Here, turn right and ascend the simple, gently sloping, snow-covered rocky Southwest ridge. A small III pinnacle is passed directly, can be bypassed on the left (protection).
Further along the simple, snow-covered rocky ridge, reach the IV pinnacle, which:
- is overcome directly along steep rocks of medium difficulty
- or bypassed on the left along a steep ice slope (piton protection)

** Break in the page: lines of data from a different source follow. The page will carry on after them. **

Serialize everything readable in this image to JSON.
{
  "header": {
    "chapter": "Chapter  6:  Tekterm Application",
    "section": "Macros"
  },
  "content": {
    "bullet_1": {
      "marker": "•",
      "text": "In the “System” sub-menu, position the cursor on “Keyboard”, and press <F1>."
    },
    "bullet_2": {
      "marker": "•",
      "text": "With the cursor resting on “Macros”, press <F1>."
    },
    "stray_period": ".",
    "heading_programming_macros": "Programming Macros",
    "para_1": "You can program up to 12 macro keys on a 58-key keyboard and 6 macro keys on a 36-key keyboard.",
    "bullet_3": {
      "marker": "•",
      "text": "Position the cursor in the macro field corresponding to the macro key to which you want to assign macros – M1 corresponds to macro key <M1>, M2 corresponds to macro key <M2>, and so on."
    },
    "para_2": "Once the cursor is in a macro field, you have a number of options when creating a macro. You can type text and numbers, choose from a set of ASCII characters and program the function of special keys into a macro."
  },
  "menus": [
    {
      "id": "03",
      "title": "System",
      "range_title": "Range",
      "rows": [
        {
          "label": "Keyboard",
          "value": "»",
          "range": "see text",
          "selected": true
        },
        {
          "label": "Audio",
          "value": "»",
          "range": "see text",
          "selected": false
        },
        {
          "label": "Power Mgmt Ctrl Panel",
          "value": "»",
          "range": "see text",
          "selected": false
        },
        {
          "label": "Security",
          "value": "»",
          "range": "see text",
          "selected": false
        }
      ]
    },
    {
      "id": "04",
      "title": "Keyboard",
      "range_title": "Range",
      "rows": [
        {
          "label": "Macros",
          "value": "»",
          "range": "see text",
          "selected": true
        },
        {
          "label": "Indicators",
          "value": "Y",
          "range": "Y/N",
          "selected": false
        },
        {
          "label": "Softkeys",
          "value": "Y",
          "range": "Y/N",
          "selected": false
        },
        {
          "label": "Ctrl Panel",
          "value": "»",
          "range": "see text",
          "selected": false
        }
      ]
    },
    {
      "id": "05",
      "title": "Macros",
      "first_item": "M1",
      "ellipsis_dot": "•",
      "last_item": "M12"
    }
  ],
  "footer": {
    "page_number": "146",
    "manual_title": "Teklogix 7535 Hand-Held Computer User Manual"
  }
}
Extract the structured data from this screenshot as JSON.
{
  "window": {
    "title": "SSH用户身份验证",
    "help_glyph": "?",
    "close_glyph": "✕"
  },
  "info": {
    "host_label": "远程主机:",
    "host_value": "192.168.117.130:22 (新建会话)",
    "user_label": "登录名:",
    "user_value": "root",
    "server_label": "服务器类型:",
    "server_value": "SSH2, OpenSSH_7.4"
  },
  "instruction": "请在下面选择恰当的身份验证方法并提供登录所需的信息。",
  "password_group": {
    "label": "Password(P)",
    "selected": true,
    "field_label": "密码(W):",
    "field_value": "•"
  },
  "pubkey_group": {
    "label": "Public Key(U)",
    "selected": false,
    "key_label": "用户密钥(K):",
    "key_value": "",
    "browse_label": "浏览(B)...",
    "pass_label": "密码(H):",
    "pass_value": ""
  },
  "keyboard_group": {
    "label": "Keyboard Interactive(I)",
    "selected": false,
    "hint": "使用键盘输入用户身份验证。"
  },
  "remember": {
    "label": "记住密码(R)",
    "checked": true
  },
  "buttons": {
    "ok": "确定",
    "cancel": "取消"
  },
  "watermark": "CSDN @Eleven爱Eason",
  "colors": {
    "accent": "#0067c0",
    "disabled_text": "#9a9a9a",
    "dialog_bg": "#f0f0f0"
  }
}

From the pinnacle, along simple rocks of the destroyed couloir, descend to a snow col. Along the steep snow slope on the left side of the col ridge (cornices on the right), reach a platform with a lake. Here, organize a bivouac. From the initial bivouac — 5–8 hours.
From the lake:
- along a steep snow slope (cornices on the right), approach under the wall of the South tower of the peak
- from here, 20 m straight up along rocks of above medium difficulty
- then 20–25 m along steep, destroyed, medium difficulty rocks of the inner corner — a crack (piton protection) — a 40–45-meter wall ascent to a ledge
- from it, along plate-like steep rocks of above medium difficulty, ascend to a platform
- further along simple and medium difficulty rocks — to the shoulder of the South tower of the peak
- along the ridge of the shoulder, approach under the ascent of the South tower
- from here, along simple but steep rocks on the left side, descend to a platform of the col between the South tower peaks
from the platform, along the col ridge, bypassing:
- the first small pinnacle on the left
- and the second on the right
approach under the summit tower.
From the col, along steep rocks of medium difficulty, then along the left side of a smooth plate (piton protection), 20 m up to the "Iron" platform. From the platform:
- along a 15-meter steep couloir of the wall,
- then along rocks of medium difficulty, 120–150 meters of the summit ridge — ascent to the Songuti peak.
From the col with a lake — 6–8 hours.
Descent along the ascent route with rappels from the walls to the col with a lake takes 4–6 hours. The duration of the route is 3–4 days.
Naumov A. F. Karaugom, Digoria, Tsey (Central Caucasus), M., "Fizkultura i sport", 1976.